La promesse faite par Emmanuel Macron, lors de la campagne présidentielle de 2022, de « sauvegarder le droit à une information libre et indépendante » et de garantir le pluralisme des médias suscite des interrogations. Quinze mois après la présentation du rapport des États généraux de l’information — en 2024 —, aucune traduction législative concrète n’est encore visible, et certains contributeurs se montrent de plus en plus impatients.
Un constat d’attente et de déception
Plusieurs acteurs impliqués dans les États généraux de l’information (EGI) estiment que le calendrier annoncé n’a pas été respecté. « La déception est d’autant plus grande lorsqu’on compare la vibrante lettre de mission du président de la République et son atterrissage, inexistant à date », constate Elsa Da Costa, directrice générale de l’ONG Ashoka France, qui faisait partie de l’un des groupes de travail des EGI.
Ce constat de frustration illustre un écart entre les intentions politiques affichées et les résultats visibles pour les contributeurs et les observateurs. Les débats et propositions produits par les EGI ont alimenté des attentes précises, notamment sur la protection des journalistes, la transparence des financements et le renforcement du pluralisme. Pour l’heure, ces pistes n’ont pas trouvé leur traduction législative opérationnelle.
Le projet de loi annoncé et son calendrier
Un projet de loi qui reprendrait les travaux des États généraux est néanmoins en préparation. Selon les éléments fournis dans l’article d’origine, le texte a fait l’objet d’une relecture du Conseil d’État en novembre 2025. Son passage en conseil des ministres devait ensuite intervenir « d’ici à la fin janvier ou au début de février », selon le ministère de la culture, formulation reprise telle quelle dans le texte initial.
Le projet de loi se présenterait autour de quatre thématiques principales : la confiance dans les médias, leur indépendance, leur modèle économique et le pluralisme. Ces axes reflètent les préoccupations centrales soulevées lors des groupes de travail des EGI et suscitent des attentes différentes selon les acteurs concernés, qu’il s’agisse de rédactions, d’organisations non gouvernementales, d’éditeurs ou de représentants politiques.

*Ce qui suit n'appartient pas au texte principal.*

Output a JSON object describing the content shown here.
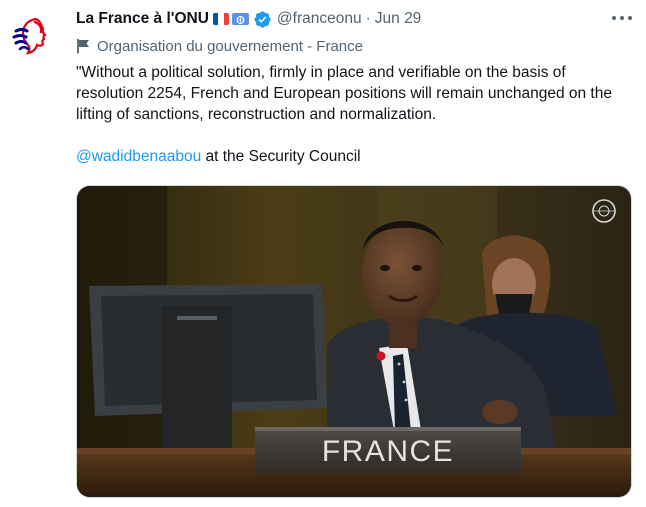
{
  "tweet": {
    "display_name": "La France à l'ONU",
    "handle": "@franceonu",
    "separator": "·",
    "date": "Jun 29",
    "affiliation": "Organisation du gouvernement - France",
    "text": "\"Without a political solution, firmly in place and verifiable on the basis of resolution 2254, French and European positions will remain unchanged on the lifting of sanctions, reconstruction and normalization.",
    "mention": "@wadidbenaabou",
    "mention_suffix": " at the Security Council"
  },
  "media": {
    "nameplate": "FRANCE"
  },
  "icons": {
    "avatar": "marianne-logo-icon",
    "flag1": "france-flag-icon",
    "flag2": "united-nations-flag-icon",
    "verified": "verified-badge-icon",
    "more": "more-options-icon",
    "affiliation": "flag-icon"
  },
  "colors": {
    "accent": "#1d9bf0",
    "muted": "#536471",
    "text": "#0f1419"
  }
}
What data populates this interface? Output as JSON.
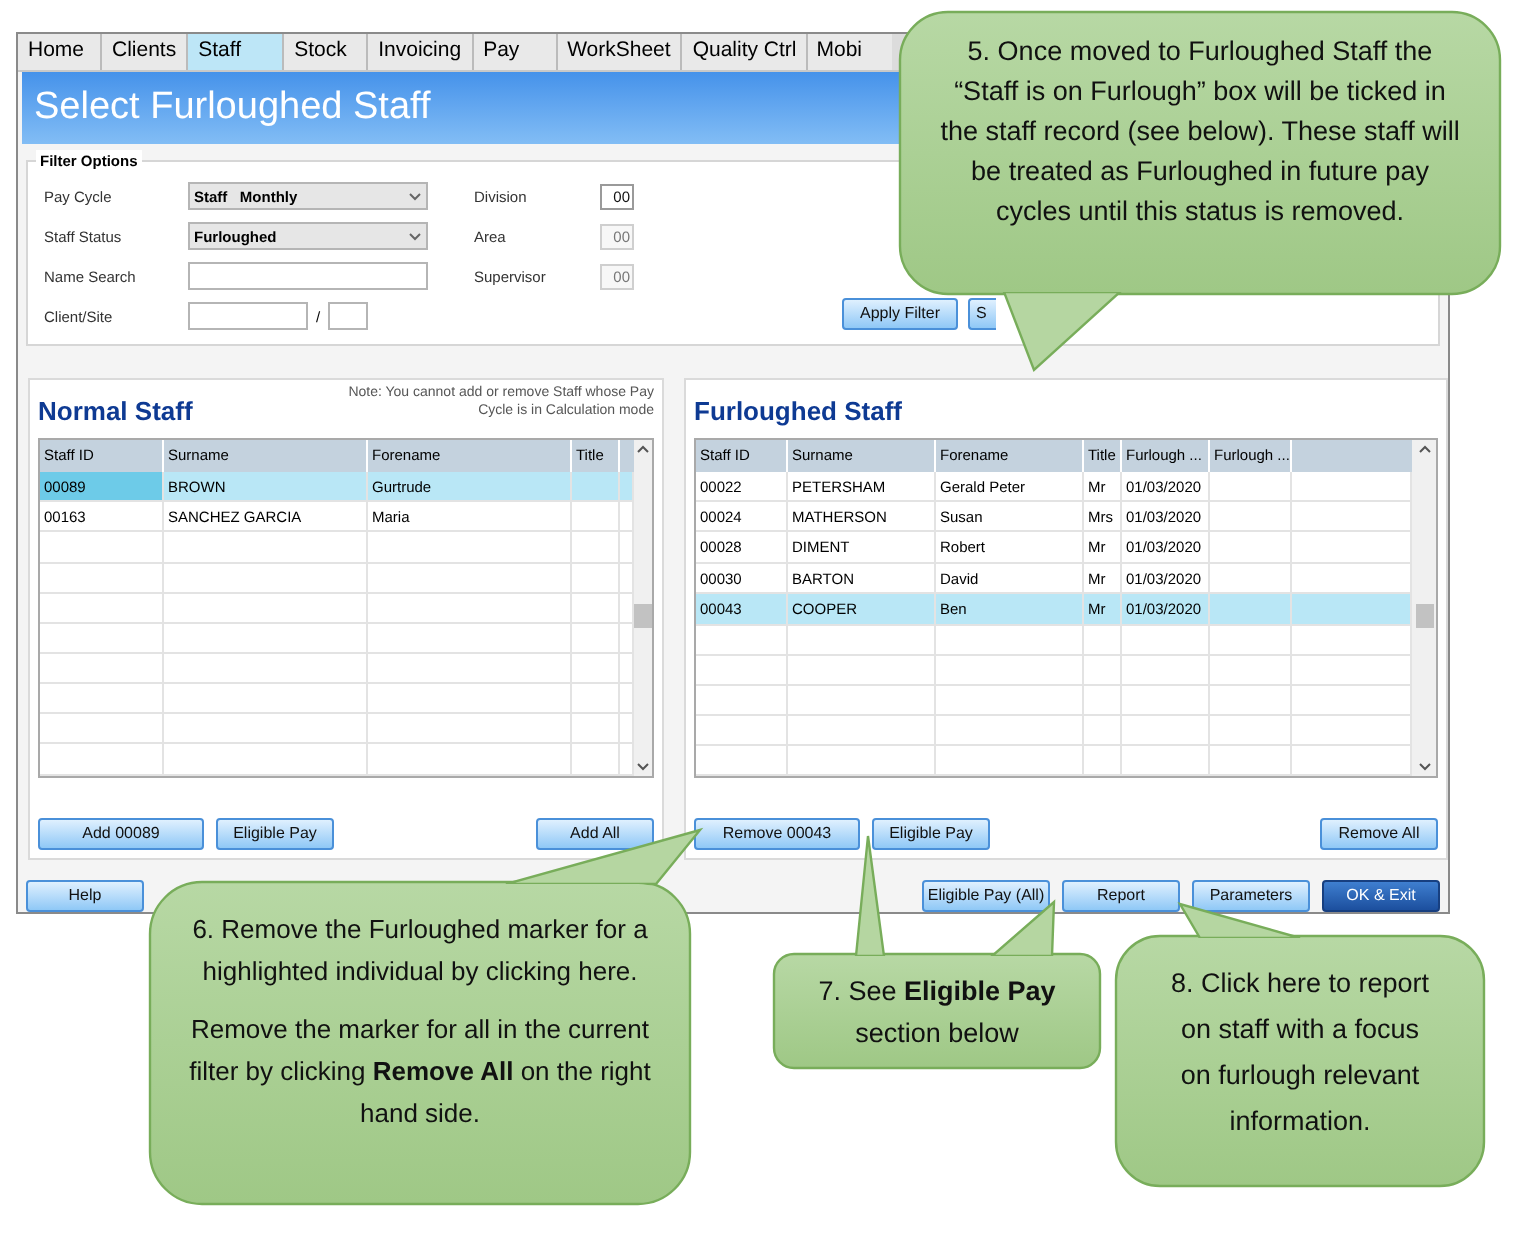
{
  "tabs": [
    {
      "label": "Home",
      "selected": false
    },
    {
      "label": "Clients",
      "selected": false
    },
    {
      "label": "Staff",
      "selected": true
    },
    {
      "label": "Stock",
      "selected": false
    },
    {
      "label": "Invoicing",
      "selected": false
    },
    {
      "label": "Pay",
      "selected": false
    },
    {
      "label": "WorkSheet",
      "selected": false
    },
    {
      "label": "Quality Ctrl",
      "selected": false
    },
    {
      "label": "Mobi",
      "selected": false
    }
  ],
  "header": {
    "title": "Select Furloughed Staff"
  },
  "filter": {
    "legend": "Filter Options",
    "left_fields": [
      {
        "label": "Pay Cycle",
        "kind": "select",
        "value": "Staff   Monthly"
      },
      {
        "label": "Staff Status",
        "kind": "select",
        "value": "Furloughed"
      },
      {
        "label": "Name Search",
        "kind": "text"
      },
      {
        "label": "Client/Site",
        "kind": "pair",
        "separator": "/"
      }
    ],
    "right_fields": [
      {
        "label": "Division",
        "value": "00",
        "disabled": false
      },
      {
        "label": "Area",
        "value": "00",
        "disabled": true
      },
      {
        "label": "Supervisor",
        "value": "00",
        "disabled": true
      }
    ],
    "buttons": [
      "Apply Filter",
      "S"
    ]
  },
  "normal_staff": {
    "title": "Normal Staff",
    "note": "Note: You cannot add or remove Staff whose Pay Cycle is in Calculation mode",
    "columns": [
      "Staff ID",
      "Surname",
      "Forename",
      "Title"
    ],
    "rows": [
      {
        "cells": [
          "00089",
          "BROWN",
          "Gurtrude",
          ""
        ],
        "selected": true
      },
      {
        "cells": [
          "00163",
          "SANCHEZ GARCIA",
          "Maria",
          ""
        ],
        "selected": false
      }
    ],
    "left_buttons": [
      "Add 00089",
      "Eligible Pay"
    ],
    "right_buttons": [
      "Add All"
    ]
  },
  "furloughed_staff": {
    "title": "Furloughed Staff",
    "columns": [
      "Staff ID",
      "Surname",
      "Forename",
      "Title",
      "Furlough ...",
      "Furlough ..."
    ],
    "rows": [
      {
        "cells": [
          "00022",
          "PETERSHAM",
          "Gerald Peter",
          "Mr",
          "01/03/2020",
          ""
        ],
        "selected": false
      },
      {
        "cells": [
          "00024",
          "MATHERSON",
          "Susan",
          "Mrs",
          "01/03/2020",
          ""
        ],
        "selected": false
      },
      {
        "cells": [
          "00028",
          "DIMENT",
          "Robert",
          "Mr",
          "01/03/2020",
          ""
        ],
        "selected": false
      },
      {
        "cells": [
          "00030",
          "BARTON",
          "David",
          "Mr",
          "01/03/2020",
          ""
        ],
        "selected": false
      },
      {
        "cells": [
          "00043",
          "COOPER",
          "Ben",
          "Mr",
          "01/03/2020",
          ""
        ],
        "selected": true
      }
    ],
    "left_buttons": [
      "Remove 00043",
      "Eligible Pay"
    ],
    "right_buttons": [
      "Remove All"
    ]
  },
  "footer": {
    "left_buttons": [
      {
        "label": "Help",
        "kind": "normal"
      }
    ],
    "right_buttons": [
      {
        "label": "Eligible Pay (All)",
        "kind": "normal"
      },
      {
        "label": "Report",
        "kind": "normal"
      },
      {
        "label": "Parameters",
        "kind": "normal"
      },
      {
        "label": "OK & Exit",
        "kind": "primary"
      }
    ]
  },
  "callouts": [
    {
      "paragraphs": [
        "5. Once moved to Furloughed Staff the “Staff is on Furlough” box will be ticked in the staff record (see below). These staff will be treated as Furloughed in future pay cycles until this status is removed."
      ]
    },
    {
      "paragraphs": [
        "6. Remove the Furloughed marker for a highlighted individual by clicking here.",
        "Remove the marker for all in the current filter by clicking **Remove All** on the right hand side."
      ]
    },
    {
      "paragraphs": [
        "7. See **Eligible Pay** section below"
      ]
    },
    {
      "paragraphs": [
        "8. Click here to report on staff with a focus on furlough relevant information."
      ]
    }
  ]
}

Enjeux concrets et points de vigilance
La confiance et le pluralisme sont au cœur du débat public sur l’information. Restaurer ou consolider la confiance suppose des mesures visant la transparence des sources de financement, la protection des pratiques journalistiques et des mécanismes de régulation indépendants. L’indépendance éditoriale relève à la fois de garanties institutionnelles et de conditions économiques permettant aux rédactions de fonctionner sans pression excessive.
Le volet économique est particulièrement sensible : il concerne la capacité des médias à trouver des modèles de financement viables face à l’érosion des recettes publicitaires et à la concurrence des plateformes numériques. Différentes pistes peuvent être envisagées pour soutenir la production d’information de qualité, mais le texte dont il est question ici n’est pas détaillé dans l’article source et les mesures précises restent à confirmer.
Enfin, la question du pluralisme renvoie autant à la diversité des titres et des opinions qu’à l’accès du public à une information variée sur l’ensemble du territoire. Les contributeurs aux EGI ont exprimé des attentes variées sur ce point, certaines insistant sur des instruments de régulation, d’autres sur des soutiens ciblés aux médias locaux ou indépendants.
Réactions et perspectives
Du côté des ONG et de nombreux professionnels des médias, la lenteur perçue du processus cristallise l’inquiétude. L’appel à des réponses rapides se heurte toutefois à la nécessité de concevoir un texte juridique qui puisse encadrer des questions complexes et respecter les équilibres institutionnels. Le ministère de la culture, cité dans l’article original, reste la source de l’élément de calendrier évoqué, sans que d’autres détails sur le contenu du projet aient été fournis dans le texte de départ.
À ce stade, la promesse présidentielle demeure une orientation politique affichée. La transformation de cette intention en dispositifs juridiques et opérationnels dépendra des arbitrages ministériels, des consultations avec les acteurs concernés et des étapes réglementaires et parlementaires ultérieures. Les prochaines semaines mentionnées dans l’article constitueront un jalon important pour savoir si le gouvernement parvient à matérialiser les ambitions formulées lors des États généraux de l’information.
Le dossier reste donc à suivre de près : il lie des enjeux démocratiques, économiques et culturels, et il mobilise des parties prenantes aux attentes parfois divergentes. Le calendrier administratif indiqué dans le texte initial — relecture par le Conseil d’État en novembre 2025 puis passage en conseil des ministres « d’ici à la fin janvier ou au début de février » — fixe une échéance, dont l’issue déterminera la suite du processus législatif.